What does political interference in monetary policy look like? It’s when inflation rises above the policy rate, growth hits a record high, peers embark on a tightening cycle -- but a central bank decides to cut interest rates because the president has demanded it.
The only analyst to predict a rate cut was Ibrahim Aksoy, the Istanbul-based chief economist at HSBC Asset Management Turkey. Aksoy, who ranks first among forecasters of Turkish rate decisions in two years of Bloomberg surveys, penciled in a rate cut of 50 basis points because of the governor’s recent emphasis on core and expected inflation. “In case of a surprise rate cut, the dollar/lira pair may test the record high level at 8.80,” he said before the decision.
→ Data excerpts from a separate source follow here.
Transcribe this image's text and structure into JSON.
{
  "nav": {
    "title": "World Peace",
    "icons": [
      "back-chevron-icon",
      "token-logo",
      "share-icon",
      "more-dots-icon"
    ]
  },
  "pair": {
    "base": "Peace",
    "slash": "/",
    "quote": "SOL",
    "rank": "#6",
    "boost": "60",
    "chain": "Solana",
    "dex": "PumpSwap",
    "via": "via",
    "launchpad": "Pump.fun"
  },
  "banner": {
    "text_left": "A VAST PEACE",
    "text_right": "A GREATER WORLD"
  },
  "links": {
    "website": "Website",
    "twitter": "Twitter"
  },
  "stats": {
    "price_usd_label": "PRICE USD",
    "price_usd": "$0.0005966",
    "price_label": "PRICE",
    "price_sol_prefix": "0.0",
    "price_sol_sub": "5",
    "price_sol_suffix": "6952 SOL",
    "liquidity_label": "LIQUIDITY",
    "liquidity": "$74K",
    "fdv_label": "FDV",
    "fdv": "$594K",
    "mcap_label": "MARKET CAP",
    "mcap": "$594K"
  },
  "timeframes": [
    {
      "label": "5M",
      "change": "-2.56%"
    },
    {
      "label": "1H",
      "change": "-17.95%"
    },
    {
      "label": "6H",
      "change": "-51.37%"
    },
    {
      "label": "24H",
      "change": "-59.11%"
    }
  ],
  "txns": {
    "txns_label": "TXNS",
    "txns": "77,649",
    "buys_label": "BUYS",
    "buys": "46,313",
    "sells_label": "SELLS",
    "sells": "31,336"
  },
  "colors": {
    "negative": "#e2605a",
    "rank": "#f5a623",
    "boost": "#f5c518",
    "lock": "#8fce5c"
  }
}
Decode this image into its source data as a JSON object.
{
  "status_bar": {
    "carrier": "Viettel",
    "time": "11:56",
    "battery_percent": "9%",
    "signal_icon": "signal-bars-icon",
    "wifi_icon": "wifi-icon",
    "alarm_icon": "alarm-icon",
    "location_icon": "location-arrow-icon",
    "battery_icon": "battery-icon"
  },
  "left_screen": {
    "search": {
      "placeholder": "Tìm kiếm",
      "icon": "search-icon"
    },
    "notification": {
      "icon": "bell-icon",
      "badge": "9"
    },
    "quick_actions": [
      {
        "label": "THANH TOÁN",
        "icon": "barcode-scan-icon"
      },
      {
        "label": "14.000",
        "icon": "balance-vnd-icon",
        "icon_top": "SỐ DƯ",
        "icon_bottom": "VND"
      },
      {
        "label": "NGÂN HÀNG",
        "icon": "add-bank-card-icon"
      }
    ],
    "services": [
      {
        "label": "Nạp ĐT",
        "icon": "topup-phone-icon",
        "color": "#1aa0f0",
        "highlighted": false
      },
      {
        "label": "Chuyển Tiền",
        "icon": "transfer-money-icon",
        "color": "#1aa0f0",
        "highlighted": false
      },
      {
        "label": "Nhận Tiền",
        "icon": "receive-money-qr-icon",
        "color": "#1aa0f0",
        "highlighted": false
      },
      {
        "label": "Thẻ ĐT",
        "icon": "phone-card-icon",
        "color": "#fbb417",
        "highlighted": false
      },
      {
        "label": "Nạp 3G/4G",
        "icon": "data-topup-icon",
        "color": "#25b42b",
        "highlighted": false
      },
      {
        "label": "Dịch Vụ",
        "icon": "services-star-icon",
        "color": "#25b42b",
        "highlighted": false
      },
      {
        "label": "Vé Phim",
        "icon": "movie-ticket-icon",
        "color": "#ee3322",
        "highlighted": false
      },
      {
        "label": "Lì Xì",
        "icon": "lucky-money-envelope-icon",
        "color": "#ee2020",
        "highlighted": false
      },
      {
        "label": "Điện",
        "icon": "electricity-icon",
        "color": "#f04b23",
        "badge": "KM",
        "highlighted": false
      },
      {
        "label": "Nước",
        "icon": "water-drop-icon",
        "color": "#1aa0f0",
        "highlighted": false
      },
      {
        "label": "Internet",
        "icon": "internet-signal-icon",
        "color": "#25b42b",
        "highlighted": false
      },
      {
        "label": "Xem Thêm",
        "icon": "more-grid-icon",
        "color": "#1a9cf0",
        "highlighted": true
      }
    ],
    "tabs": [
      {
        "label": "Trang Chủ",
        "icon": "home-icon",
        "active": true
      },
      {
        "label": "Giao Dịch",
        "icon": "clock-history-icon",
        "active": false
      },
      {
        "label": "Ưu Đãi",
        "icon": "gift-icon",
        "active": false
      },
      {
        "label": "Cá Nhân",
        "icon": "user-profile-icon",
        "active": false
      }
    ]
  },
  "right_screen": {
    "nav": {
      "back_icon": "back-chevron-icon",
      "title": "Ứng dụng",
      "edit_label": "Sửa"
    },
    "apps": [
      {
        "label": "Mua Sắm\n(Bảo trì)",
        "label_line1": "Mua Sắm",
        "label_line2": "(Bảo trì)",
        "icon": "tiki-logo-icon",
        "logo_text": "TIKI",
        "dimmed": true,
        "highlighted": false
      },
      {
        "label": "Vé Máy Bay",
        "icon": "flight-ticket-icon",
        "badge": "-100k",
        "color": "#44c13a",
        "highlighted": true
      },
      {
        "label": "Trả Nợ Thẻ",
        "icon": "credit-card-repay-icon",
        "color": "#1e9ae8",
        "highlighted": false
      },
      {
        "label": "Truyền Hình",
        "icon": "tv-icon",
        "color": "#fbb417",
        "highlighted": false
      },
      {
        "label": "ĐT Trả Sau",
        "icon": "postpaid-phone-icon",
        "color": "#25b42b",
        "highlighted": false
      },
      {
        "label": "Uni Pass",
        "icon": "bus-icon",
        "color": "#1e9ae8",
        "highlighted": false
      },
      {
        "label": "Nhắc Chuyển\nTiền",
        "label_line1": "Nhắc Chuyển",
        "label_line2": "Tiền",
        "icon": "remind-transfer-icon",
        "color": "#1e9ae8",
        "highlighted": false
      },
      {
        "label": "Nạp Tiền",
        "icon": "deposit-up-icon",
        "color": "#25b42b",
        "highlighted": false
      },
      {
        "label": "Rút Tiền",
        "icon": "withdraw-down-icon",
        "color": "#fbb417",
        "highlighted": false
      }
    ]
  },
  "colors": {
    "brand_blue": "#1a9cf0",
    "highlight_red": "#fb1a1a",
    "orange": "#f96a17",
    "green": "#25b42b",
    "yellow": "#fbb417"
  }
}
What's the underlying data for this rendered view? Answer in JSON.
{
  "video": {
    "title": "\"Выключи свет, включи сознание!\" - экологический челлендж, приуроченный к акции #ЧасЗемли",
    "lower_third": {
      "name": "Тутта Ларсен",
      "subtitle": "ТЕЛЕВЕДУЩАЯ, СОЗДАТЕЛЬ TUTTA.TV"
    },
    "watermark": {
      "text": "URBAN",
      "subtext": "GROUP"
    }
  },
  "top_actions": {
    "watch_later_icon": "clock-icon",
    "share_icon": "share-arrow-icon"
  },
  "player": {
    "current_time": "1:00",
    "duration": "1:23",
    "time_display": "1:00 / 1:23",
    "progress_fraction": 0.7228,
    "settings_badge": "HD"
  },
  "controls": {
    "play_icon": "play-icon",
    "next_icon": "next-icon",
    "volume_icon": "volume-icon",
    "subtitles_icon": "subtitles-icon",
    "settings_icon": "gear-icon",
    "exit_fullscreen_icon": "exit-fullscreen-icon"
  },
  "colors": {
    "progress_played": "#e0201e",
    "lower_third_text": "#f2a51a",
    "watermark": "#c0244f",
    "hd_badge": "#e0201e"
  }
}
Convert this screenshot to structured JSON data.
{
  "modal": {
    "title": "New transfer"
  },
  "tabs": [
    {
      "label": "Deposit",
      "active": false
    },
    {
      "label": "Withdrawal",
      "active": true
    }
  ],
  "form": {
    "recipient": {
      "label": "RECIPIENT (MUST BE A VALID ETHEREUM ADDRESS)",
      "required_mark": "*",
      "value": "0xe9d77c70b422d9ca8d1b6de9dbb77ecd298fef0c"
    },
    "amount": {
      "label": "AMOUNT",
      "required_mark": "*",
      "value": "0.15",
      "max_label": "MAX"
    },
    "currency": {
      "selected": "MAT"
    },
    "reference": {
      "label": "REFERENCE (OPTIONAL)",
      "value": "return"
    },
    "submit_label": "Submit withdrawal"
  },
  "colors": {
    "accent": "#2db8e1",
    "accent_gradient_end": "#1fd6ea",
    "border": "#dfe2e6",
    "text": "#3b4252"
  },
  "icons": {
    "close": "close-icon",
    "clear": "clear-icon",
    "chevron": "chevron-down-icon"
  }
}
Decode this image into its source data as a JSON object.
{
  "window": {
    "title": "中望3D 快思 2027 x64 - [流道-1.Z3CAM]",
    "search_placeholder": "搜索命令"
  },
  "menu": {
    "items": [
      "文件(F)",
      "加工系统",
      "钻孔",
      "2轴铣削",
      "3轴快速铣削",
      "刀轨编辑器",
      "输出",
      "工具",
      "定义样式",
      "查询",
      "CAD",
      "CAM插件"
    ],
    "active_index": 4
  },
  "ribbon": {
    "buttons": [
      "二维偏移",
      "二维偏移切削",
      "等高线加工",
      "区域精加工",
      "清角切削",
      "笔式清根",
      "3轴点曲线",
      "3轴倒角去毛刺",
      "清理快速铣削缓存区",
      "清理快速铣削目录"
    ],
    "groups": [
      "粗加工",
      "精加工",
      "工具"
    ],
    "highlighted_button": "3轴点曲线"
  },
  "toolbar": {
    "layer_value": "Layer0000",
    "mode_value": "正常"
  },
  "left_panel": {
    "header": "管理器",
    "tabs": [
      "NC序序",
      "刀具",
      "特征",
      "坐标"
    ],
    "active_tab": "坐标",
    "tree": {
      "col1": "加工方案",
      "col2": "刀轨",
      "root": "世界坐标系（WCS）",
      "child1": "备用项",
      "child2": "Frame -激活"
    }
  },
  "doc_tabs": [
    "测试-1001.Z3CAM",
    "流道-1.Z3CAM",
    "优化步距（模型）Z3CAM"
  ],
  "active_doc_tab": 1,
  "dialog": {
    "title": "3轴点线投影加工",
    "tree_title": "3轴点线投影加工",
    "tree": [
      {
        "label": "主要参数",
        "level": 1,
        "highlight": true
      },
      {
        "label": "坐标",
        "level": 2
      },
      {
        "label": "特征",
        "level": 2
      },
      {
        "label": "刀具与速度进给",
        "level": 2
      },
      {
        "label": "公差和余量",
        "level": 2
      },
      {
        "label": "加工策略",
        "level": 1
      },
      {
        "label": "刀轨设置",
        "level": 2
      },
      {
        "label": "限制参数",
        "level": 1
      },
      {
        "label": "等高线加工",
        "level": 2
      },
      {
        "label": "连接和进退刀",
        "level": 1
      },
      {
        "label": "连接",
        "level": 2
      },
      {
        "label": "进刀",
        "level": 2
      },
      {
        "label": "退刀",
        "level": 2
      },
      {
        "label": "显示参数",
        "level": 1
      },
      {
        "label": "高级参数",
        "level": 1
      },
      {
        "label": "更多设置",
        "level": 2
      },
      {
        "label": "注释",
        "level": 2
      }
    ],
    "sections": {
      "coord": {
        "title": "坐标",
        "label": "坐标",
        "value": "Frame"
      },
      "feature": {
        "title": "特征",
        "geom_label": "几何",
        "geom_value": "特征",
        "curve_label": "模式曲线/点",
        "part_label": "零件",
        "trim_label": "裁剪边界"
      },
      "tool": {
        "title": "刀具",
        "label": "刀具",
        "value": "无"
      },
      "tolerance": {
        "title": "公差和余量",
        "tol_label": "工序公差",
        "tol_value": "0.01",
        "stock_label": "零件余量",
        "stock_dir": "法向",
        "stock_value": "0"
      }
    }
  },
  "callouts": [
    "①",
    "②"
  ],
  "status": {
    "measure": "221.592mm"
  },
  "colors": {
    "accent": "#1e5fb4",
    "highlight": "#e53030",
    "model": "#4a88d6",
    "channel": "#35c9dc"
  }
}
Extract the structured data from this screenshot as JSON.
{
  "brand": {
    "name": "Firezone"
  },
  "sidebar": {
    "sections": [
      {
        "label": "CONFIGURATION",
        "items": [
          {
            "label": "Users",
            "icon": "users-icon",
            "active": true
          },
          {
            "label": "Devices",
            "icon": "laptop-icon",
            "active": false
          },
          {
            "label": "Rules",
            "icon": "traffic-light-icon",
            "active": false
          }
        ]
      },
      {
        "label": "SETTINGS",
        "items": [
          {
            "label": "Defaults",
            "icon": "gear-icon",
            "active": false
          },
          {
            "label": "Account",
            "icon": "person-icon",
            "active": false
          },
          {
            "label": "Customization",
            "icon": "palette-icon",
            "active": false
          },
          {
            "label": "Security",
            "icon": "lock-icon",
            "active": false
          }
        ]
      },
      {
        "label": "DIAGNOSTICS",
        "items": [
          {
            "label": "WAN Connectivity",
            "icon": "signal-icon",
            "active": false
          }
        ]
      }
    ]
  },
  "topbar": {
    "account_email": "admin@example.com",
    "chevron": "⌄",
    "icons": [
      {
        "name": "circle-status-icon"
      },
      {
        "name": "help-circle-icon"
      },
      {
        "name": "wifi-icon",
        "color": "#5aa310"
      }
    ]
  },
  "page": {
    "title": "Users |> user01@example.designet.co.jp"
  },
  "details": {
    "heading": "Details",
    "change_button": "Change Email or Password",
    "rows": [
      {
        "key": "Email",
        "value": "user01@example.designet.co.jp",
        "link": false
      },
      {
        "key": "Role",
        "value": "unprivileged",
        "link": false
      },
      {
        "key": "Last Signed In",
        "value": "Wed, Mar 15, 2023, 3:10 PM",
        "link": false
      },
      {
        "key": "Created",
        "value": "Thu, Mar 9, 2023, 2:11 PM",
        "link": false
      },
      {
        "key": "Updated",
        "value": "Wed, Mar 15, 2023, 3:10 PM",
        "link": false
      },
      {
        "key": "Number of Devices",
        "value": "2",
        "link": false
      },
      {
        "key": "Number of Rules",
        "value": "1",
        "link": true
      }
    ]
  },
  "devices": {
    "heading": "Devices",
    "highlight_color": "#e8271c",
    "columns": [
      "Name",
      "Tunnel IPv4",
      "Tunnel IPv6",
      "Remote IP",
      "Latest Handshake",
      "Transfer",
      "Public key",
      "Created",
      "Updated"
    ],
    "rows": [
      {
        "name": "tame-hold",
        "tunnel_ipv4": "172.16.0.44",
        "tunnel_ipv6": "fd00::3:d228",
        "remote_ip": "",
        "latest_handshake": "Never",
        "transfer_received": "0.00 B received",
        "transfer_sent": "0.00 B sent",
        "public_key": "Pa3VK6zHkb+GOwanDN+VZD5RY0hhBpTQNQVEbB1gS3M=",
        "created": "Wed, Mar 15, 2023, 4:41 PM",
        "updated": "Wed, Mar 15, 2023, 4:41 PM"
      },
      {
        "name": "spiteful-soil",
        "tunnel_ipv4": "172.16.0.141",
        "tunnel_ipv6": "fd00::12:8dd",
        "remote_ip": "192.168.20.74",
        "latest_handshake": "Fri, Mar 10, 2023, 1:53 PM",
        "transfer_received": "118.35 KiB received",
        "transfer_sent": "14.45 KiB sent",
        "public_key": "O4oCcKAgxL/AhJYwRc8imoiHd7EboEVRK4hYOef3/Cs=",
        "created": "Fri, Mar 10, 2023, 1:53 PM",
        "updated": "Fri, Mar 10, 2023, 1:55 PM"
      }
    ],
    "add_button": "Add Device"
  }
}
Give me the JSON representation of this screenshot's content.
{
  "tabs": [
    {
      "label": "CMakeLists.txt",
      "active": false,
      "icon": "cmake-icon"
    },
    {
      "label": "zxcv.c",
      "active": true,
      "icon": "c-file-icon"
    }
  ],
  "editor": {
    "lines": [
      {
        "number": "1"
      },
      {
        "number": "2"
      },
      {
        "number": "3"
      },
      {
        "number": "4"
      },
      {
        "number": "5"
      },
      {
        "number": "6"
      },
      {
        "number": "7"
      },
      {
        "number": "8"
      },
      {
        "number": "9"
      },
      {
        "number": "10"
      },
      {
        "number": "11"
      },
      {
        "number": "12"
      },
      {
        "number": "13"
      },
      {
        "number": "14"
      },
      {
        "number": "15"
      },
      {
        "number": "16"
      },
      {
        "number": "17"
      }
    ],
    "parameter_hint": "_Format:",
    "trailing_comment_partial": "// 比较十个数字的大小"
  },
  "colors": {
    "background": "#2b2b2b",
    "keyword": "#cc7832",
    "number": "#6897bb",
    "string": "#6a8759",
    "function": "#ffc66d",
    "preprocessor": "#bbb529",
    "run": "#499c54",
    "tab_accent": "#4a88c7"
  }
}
Cutting now risks further turbulence for the lira, which has already weakened more than 16% against the dollar since the governor took over on March 20. Investors frequently criticized the central bank for being too quick to undo tightening and too slow to respond to risks, most recently in August 2018 when the lira lost about a quarter of its value.
The currency fell to a fresh record low against the dollar and was trading 1.1% lower at 8.7537 at 2:25 p.m. local time.
The Borsa Istanbul 100 Index reversed earlier gains to drop as much as 0.9% and was trading 0.4% lower as of 2:56 p.m. The yield on 10-year government bonds surged by the most since central bank’s previous governor was ousted on March 22.